WBMP (Wireless Bitmap) is a monochrome (1-bit, black and white) image format defined as part of the Wireless Application Protocol (WAP) specification, developed by the WAP Forum (later consolidated into the Open Mobile Alliance) around 1998. The format was designed for the extremely constrained mobile devices of the late 1990s and early 2000s — phones with small monochrome screens, minimal processing power, and narrow bandwidth GSM data connections. WBMP uses the simplest possible encoding: a type identifier byte (always 0 for the only defined type), width and height encoded as multi-byte integers using a variable-length scheme, and the raw pixel data where each bit represents one pixel (0 for white, 1 for black) packed eight per byte. There is no compression, no metadata, and no color — the format is purely a minimal container for delivering small monochrome graphics to WAP-era mobile browsers. One advantage was extreme efficiency on constrained devices — WBMP images could be decoded with virtually zero CPU overhead and minimal memory, critical on early mobile hardware running at single-digit megahertz clock speeds. The tiny file sizes are another strength: a typical WBMP icon occupied just a few hundred bytes, practical for transfer over 9.6 kbps GSM data channels. While the WAP ecosystem has been entirely superseded by modern mobile web browsers capable of rendering full-color JPEG, PNG, and WebP images, WBMP files remain encountered in archived mobile content from that transitional era.
Developer: WAP Forum
Initial release: 1998
PALM is a bitmap image format used by the Palm OS operating system, introduced in 1996 with the original Palm Pilot 1000. Palm bitmap files store raster images in formats optimized for the extremely constrained hardware of early Palm handheld devices — the original models featured a 160x160 pixel monochrome (2-shade) display, 128 KB of RAM, and a 16 MHz Motorola 68328 processor. The format evolved through several versions as Palm hardware improved: PalmOS 1.0 supported 1-bit monochrome, later versions added 2-bit (4 shade grayscale), 4-bit (16 shade), 8-bit (256 color), and eventually 16-bit (65536 color) direct color modes. Palm bitmaps use a simple header specifying width, height, row bytes, flags, and bit depth, followed by the pixel data which may use optional Scanline compression (a PackBits-like run-length encoding) or dense packing. The format also supports bitmap families — multiple versions of the same image at different bit depths bundled together, allowing the OS to select the best version for the current device's display capabilities. One advantage is the format's documentation of early mobile computing: Palm OS was the dominant handheld platform of the late 1990s and early 2000s, and Palm bitmap files from applications, games, and content of that era represent important artifacts of mobile computing history. The multi-depth bitmap family feature provides another notable design strength — a single resource could serve devices ranging from monochrome Palm Pilots to the 16-bit color Sony CLIE and Palm Tungsten. PALM bitmaps are supported by ImageMagick, pilot-link utilities, and Palm emulator tools.
Developer: Palm, Inc.
Initial release: 1996

Frequently Asked Questions

What is the reason to convert WBMP to PALM?

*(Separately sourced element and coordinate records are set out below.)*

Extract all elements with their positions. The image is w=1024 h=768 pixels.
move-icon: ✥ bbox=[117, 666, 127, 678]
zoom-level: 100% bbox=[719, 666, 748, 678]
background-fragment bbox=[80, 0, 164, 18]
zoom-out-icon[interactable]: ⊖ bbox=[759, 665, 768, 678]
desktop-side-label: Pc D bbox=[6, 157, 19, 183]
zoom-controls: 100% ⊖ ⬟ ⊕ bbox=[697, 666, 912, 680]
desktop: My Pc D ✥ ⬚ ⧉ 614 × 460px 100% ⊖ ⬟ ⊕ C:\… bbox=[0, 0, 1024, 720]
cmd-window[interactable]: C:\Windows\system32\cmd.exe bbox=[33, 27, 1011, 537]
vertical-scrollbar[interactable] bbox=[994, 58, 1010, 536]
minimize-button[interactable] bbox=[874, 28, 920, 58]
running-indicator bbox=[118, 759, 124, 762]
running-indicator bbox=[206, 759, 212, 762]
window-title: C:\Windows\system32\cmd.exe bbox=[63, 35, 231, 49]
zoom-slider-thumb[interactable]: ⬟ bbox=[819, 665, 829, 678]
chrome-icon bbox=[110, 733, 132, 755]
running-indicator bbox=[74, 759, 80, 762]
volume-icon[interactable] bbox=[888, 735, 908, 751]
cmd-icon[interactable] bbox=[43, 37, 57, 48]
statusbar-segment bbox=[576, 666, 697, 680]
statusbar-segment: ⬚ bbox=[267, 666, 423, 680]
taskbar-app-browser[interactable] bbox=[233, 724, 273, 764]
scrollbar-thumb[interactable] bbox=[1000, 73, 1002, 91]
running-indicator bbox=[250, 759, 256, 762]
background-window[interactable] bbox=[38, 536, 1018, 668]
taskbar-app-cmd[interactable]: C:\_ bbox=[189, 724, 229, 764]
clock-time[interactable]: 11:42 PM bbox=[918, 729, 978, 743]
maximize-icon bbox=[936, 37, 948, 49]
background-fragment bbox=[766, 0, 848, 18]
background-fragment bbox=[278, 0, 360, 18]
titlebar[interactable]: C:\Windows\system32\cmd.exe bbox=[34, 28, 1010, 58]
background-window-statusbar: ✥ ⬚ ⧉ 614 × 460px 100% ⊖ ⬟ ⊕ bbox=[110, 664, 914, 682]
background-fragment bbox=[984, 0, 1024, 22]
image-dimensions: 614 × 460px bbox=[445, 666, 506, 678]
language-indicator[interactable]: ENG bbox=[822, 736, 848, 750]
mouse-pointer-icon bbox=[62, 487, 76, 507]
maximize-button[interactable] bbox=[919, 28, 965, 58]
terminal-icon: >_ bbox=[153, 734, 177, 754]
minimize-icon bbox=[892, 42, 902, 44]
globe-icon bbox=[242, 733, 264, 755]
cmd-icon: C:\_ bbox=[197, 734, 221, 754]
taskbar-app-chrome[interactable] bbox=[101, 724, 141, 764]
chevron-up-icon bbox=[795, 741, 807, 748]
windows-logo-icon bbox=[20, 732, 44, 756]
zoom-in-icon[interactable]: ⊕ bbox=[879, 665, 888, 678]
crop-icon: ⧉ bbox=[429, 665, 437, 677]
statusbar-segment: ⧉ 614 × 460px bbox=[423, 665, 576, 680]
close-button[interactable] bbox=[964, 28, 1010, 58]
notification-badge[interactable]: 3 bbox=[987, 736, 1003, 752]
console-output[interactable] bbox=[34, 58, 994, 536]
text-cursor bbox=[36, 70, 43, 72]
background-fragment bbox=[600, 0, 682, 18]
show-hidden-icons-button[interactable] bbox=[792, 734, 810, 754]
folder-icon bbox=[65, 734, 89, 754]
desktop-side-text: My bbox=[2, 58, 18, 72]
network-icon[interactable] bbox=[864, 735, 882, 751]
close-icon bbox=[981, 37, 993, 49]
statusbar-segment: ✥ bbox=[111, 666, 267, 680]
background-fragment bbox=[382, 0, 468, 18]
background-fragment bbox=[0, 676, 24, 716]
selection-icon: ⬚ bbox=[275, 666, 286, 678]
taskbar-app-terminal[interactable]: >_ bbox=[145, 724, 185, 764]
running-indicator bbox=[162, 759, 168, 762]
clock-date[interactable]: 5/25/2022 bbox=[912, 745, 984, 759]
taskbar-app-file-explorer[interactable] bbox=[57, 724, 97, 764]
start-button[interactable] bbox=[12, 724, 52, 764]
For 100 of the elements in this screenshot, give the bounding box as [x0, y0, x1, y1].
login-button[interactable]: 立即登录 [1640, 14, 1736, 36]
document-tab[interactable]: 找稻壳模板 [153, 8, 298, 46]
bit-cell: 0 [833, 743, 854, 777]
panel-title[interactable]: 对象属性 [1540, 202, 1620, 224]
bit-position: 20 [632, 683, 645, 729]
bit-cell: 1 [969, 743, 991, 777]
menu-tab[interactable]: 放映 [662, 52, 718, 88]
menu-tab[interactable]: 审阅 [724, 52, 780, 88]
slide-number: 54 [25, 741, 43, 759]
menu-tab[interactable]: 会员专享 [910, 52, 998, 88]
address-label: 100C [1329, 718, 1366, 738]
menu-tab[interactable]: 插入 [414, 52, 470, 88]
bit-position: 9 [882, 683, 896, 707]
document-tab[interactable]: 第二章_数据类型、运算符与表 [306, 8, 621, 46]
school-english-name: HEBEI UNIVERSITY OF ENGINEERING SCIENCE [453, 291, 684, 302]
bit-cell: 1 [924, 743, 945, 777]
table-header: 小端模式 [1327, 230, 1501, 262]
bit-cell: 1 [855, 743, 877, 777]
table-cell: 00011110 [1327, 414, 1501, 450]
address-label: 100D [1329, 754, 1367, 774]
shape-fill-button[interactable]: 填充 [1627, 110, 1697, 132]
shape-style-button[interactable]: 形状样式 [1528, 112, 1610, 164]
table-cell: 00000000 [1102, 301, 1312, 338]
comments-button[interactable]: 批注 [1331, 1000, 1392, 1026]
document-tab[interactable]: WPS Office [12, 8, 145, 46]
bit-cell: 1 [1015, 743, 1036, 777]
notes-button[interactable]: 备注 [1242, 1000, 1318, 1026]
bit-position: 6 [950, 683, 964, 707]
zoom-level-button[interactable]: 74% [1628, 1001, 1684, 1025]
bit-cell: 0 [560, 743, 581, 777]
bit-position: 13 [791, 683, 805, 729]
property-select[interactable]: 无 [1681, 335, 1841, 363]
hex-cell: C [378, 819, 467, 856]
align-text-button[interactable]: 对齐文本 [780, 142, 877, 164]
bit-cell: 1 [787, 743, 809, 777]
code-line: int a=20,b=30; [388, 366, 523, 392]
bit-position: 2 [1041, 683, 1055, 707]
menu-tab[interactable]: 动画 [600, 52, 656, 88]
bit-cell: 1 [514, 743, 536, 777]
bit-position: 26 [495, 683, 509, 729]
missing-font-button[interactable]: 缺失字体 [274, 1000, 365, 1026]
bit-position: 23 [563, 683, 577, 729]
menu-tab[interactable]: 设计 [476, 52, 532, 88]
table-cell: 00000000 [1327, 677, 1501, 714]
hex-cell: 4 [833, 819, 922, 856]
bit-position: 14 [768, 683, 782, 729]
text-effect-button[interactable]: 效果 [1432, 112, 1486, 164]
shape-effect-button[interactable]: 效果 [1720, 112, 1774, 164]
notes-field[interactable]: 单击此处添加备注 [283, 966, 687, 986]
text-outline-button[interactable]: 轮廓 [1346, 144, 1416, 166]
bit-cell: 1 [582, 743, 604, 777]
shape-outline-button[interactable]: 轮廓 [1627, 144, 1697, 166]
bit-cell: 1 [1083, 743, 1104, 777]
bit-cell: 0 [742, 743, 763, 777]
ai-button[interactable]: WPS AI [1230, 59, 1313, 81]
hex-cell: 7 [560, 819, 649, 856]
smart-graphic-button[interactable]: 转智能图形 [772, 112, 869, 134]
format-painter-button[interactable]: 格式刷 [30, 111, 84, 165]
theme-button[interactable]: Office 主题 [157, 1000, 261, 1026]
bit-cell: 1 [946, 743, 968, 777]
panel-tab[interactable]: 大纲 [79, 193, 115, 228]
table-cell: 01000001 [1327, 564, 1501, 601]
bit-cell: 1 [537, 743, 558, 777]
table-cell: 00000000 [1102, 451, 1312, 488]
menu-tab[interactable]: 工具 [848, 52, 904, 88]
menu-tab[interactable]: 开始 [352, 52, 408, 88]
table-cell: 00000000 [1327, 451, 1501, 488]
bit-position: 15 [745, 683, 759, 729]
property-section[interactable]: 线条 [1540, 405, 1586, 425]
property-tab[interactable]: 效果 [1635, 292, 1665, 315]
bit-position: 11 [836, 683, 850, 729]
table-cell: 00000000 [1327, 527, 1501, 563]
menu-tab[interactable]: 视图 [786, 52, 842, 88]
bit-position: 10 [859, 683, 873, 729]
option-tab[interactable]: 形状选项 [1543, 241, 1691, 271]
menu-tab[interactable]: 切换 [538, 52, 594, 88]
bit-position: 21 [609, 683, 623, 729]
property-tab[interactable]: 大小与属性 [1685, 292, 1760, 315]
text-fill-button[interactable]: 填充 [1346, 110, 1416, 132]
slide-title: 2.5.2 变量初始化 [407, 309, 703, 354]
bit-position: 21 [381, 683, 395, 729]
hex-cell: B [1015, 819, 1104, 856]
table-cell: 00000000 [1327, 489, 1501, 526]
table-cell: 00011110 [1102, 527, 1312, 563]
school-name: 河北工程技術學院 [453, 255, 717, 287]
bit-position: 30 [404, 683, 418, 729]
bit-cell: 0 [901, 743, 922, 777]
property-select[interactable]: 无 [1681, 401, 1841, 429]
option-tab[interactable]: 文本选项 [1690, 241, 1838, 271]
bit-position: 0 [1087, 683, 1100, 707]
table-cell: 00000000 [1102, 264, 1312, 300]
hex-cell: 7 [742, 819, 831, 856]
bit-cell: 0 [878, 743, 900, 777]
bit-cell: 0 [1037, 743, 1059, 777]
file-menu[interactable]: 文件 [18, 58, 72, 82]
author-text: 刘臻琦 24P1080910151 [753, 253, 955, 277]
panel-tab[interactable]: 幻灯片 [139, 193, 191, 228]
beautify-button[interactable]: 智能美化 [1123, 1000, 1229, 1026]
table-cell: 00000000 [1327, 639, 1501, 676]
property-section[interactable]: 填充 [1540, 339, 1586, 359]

Few modern tools handle WBMP natively. PALM provides image format for Palm OS devices, making it widely recognized across operating systems and applications.

What programs open PALM files?

Open PALM using ImageMagick, Palm OS emulators, XnView. Cross-platform support means you can access these files on virtually any system.

Can I convert multiple WBMP files to PALM at once?

Absolutely. Batch upload your WBMP images and convert them all to PALM in a single pass — no need to repeat the process for each file.

Does this converter work on mobile devices?

The converter is browser-based and fully responsive. Convert WBMP to PALM from any device — desktop, laptop, tablet, or smartphone.

Does converting WBMP to PALM affect quality?

The conversion preserves the visual content of your WBMP image. PALM will reproduce the same pixel data within the limits of its format capabilities.

What exactly is the WBMP format?

WBMP is a monochrome bitmap from the WAP era for early mobile phones. Originally from WAP mobile phones, it has become a legacy format — conversion is the most practical way to use these images today.